A: Like I said, there’s no travel rule police verifying that you are following the travel rule, and the recipient banks, it’s not their job to come back and tell you, “Hey, you left this off.” But where it’s going to show up later is if you’re asked for this information by law enforcement or a regulator, and you can’t provide it, then that’s going to get you in trouble. So it kind of comes in on the backend if somebody actually asks for that information.

 

Q: Does a Bitcoin Operator need to follow the travel rule, and if yes, what should be the upper threshold if over 3,000?”

A: There is no upper threshold. I can tell you that right off the bat. And here’s my knowledge of this is that there’s various nuances to different types of what FATF calls virtual asset service providers in the cryptocurrency world. And if, whomever they are, based on their operations, they meet the definition of a money service business, then in turn, they must comply with the Bank Secrecy Act like any other money service business which means they must also comply with the travel rule.
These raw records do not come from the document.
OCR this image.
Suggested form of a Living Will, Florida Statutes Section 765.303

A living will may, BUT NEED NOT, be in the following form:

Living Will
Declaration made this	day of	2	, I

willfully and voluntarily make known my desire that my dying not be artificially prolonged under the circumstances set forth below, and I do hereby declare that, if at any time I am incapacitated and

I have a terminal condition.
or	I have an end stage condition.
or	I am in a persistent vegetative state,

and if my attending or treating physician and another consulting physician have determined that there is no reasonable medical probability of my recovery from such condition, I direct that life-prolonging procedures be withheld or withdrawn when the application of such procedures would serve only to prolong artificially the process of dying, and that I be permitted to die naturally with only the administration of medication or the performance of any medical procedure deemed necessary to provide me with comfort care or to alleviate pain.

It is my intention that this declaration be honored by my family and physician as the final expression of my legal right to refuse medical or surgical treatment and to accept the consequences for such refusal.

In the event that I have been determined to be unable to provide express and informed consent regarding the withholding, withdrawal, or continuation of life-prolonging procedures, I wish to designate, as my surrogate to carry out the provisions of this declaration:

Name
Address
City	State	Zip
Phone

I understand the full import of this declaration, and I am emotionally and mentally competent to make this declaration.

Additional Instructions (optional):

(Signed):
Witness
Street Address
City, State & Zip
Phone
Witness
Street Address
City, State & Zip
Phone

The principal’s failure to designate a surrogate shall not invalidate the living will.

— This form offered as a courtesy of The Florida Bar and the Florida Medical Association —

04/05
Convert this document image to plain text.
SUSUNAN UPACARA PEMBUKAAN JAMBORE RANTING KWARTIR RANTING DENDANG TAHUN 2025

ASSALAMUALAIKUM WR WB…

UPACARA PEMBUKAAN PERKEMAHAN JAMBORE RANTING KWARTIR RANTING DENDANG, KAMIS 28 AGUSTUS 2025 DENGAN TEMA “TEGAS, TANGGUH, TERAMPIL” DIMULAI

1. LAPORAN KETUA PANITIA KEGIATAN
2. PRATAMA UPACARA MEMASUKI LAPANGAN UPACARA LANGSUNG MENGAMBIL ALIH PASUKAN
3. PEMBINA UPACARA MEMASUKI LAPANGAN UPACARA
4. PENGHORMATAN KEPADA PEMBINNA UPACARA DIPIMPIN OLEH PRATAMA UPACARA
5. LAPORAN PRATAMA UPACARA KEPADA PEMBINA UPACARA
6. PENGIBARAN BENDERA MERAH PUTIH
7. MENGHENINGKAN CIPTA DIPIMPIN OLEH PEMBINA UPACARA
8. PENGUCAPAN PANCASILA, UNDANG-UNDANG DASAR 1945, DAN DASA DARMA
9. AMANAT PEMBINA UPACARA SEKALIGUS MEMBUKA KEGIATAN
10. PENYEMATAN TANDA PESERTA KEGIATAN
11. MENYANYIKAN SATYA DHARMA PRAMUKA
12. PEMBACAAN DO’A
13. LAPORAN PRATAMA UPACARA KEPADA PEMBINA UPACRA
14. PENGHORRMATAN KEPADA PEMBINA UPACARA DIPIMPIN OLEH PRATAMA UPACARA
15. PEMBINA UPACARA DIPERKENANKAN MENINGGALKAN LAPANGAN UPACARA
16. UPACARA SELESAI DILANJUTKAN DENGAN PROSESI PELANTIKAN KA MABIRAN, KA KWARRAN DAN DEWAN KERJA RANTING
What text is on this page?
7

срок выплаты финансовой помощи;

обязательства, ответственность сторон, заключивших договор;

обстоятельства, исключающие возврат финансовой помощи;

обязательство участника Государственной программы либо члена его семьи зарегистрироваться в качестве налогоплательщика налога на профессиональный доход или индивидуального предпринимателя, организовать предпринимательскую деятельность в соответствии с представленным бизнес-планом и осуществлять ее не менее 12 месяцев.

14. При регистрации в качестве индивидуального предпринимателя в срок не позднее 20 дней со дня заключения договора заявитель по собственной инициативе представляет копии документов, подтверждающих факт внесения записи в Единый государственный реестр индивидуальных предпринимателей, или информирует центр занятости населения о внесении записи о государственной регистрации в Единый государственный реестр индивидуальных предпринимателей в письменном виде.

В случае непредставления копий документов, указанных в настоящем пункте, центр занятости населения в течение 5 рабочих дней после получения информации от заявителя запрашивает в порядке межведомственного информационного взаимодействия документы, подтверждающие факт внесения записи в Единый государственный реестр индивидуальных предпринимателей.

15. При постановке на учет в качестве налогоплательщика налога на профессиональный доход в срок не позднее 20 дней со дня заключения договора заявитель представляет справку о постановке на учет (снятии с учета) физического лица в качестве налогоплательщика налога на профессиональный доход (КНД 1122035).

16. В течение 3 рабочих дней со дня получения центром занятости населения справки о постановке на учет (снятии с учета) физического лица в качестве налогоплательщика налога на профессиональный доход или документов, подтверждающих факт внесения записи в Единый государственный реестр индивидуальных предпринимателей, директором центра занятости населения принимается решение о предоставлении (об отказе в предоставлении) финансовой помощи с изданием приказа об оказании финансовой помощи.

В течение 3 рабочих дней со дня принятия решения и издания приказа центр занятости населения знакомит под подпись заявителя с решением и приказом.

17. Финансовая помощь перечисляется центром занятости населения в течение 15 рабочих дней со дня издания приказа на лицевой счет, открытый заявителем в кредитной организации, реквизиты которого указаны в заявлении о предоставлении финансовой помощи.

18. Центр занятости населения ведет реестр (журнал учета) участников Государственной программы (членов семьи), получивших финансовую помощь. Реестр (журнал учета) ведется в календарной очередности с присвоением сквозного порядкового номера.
Now where they have pushed back over the years is specifically in this, around this definition of money. So the travel rule says, “Well, it applies to transfers of money.” Well, the virtual currency world said, “Well, crypto isn’t defined as money so, therefore, it doesn’t apply to us.” Well, now this NPRM is now putting that to rest and saying, “Yes, cryptocurrency is now money so, therefore, there’s no question that transmittals of this are then subject to the travel rule.”

 

Q: Could you give an example of a transaction involving CVC, a Convertible Virtual Currency that would require recordkeeping and travel rule under this NPRM?

A: Any transmittal of funds from one person or entity to another, to a recipient someplace else, that which is probably at another currency exchange or even within accounts in that currency exchange would need to comply.

 

Q: Do most banks return wires if the beneficiary information is not provided?

A: It depends on the practice of the bank. I know at my bank if we received a wire transfer that didn’t have clear beneficiary information, we would bend over backwards to try to figure out who this was meant for. And that would include through Fedwire. You can send something called the service message back to the sending bank and say, “Hey, we need more information in order to post this wire.” But there…I guess, it really does depend on the practices of that bank. It’s a policy decision.

If there’s no beneficiary information or if the account number that’s provided doesn’t match up with any of your records, then you may decide to just return it. That’s purely an option based on the bank. One example that I did give that was kind of interesting in our last presentation was that some banks will return a wire if the name on the wire as the beneficiary doesn’t match up with the name on the account that’s also on the wire transfer. They may reject it. And we had a customer who was a victim of a social engineering fraud and had sent a wire transfer to China. And the fraudsters had given them bad information so the name they were told to put on as the beneficiary didn’t match up with the account number they were told to put on the wire. And so the Chinese bank returned it to us.